Wapenkaart schepenen van Rotterdam van 1669 - 1811

Een schepenbank was tijdens de middeleeuwen en het ancien régime een bestuurlijke instelling met bijzondere bevoegdheden toegekend door de koning of feodale heer van het betreffende grondgebied. Het begrip is samengesteld uit het woord schepen, de naam voor een persoon met een bestuurlijke functie, en bank, letterlijk zitplaats of zittingsplaats. De precieze taken en bevoegdheden van een schepenbank verschilden per leenheer, per grondgebied en door de tijd, maar het concept was vanaf ongeveer 1100 alom verbreid in de Lage Landen, met als voornaamste taken lagere rechtspraak, handhaving van de orde, bestuur en het bezegelen en bewaren van privaatrechtelijke documenten.[1][2]

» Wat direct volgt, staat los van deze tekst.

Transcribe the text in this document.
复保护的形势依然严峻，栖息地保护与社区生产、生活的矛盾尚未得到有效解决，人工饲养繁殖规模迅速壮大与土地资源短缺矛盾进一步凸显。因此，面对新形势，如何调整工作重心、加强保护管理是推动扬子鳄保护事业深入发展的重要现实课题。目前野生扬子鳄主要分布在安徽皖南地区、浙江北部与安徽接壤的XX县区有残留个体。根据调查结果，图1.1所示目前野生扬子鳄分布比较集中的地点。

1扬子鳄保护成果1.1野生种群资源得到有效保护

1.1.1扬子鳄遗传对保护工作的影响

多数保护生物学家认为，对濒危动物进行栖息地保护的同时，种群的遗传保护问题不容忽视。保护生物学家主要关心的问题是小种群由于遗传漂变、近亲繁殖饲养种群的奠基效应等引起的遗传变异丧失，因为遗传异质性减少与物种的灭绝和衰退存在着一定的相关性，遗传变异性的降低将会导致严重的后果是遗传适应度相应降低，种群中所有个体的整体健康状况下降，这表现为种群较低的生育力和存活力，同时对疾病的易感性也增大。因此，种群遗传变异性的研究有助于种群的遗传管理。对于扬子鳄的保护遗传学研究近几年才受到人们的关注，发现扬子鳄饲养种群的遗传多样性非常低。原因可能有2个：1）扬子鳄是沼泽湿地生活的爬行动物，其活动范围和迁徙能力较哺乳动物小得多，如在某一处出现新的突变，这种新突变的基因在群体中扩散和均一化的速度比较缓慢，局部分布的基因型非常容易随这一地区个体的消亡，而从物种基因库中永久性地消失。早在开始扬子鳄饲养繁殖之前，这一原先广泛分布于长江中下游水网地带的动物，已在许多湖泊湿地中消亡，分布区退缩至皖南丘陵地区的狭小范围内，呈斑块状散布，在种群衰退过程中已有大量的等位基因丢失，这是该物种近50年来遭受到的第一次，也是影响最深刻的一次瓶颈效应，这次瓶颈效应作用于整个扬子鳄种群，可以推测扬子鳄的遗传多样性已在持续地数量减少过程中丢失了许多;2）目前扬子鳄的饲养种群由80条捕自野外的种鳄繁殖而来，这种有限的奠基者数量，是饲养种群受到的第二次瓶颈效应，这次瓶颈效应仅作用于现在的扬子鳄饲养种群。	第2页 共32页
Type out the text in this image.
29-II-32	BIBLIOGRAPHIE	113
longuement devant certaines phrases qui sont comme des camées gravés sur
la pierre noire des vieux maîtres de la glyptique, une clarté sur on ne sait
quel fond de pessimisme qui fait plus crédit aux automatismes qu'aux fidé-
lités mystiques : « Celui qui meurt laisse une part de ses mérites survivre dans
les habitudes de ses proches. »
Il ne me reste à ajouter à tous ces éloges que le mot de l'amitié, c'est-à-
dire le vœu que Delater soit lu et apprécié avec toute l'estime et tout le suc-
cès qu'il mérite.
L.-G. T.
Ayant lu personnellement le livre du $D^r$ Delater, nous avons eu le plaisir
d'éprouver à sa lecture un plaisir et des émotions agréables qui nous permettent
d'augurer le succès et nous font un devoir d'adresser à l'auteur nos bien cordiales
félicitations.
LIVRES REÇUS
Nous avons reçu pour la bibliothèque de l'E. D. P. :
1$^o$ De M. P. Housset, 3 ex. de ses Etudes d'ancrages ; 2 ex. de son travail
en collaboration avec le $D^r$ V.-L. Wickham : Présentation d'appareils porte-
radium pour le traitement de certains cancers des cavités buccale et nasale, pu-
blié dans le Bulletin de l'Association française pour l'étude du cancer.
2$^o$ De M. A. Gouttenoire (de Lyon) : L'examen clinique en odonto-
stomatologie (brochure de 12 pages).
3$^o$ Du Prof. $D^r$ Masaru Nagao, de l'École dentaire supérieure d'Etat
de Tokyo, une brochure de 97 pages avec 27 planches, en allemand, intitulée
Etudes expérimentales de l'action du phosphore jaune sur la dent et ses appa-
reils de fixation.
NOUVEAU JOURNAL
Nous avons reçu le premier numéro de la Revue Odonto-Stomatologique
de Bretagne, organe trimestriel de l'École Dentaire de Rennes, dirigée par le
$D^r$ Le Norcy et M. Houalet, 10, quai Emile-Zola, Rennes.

Het bestuursorgaan is voorloper van de huidige college van burgemeester en schepenen in België en het college van burgemeester en wethouders in Nederland maar de taken en bevoegdheden van de huidige colleges verschillen sterk met die van de schepenbank.

Schepenbank Zutphen, pentekening

Het historische gebied van de Lage Landen valt ongeveer samen met het huidige grondgebied van Nederland, België, Luxemburg en een groot deel van Noord-Frankrijk, in de middeleeuwen was dit bestuursrechtelijk een lappendeken van grote en kleine vorstendommen en heerlijkheden. Schepenen werden in de 9e eeuw aangesteld door de Frankenkoning Karel de Grote en kregen een rechterlijke taak wat personen en goederen aanging die binnen hun grondgebied vielen, een veelal landelijke omgeving met een bevolking die leefde van landbouw en veeteelt.[3]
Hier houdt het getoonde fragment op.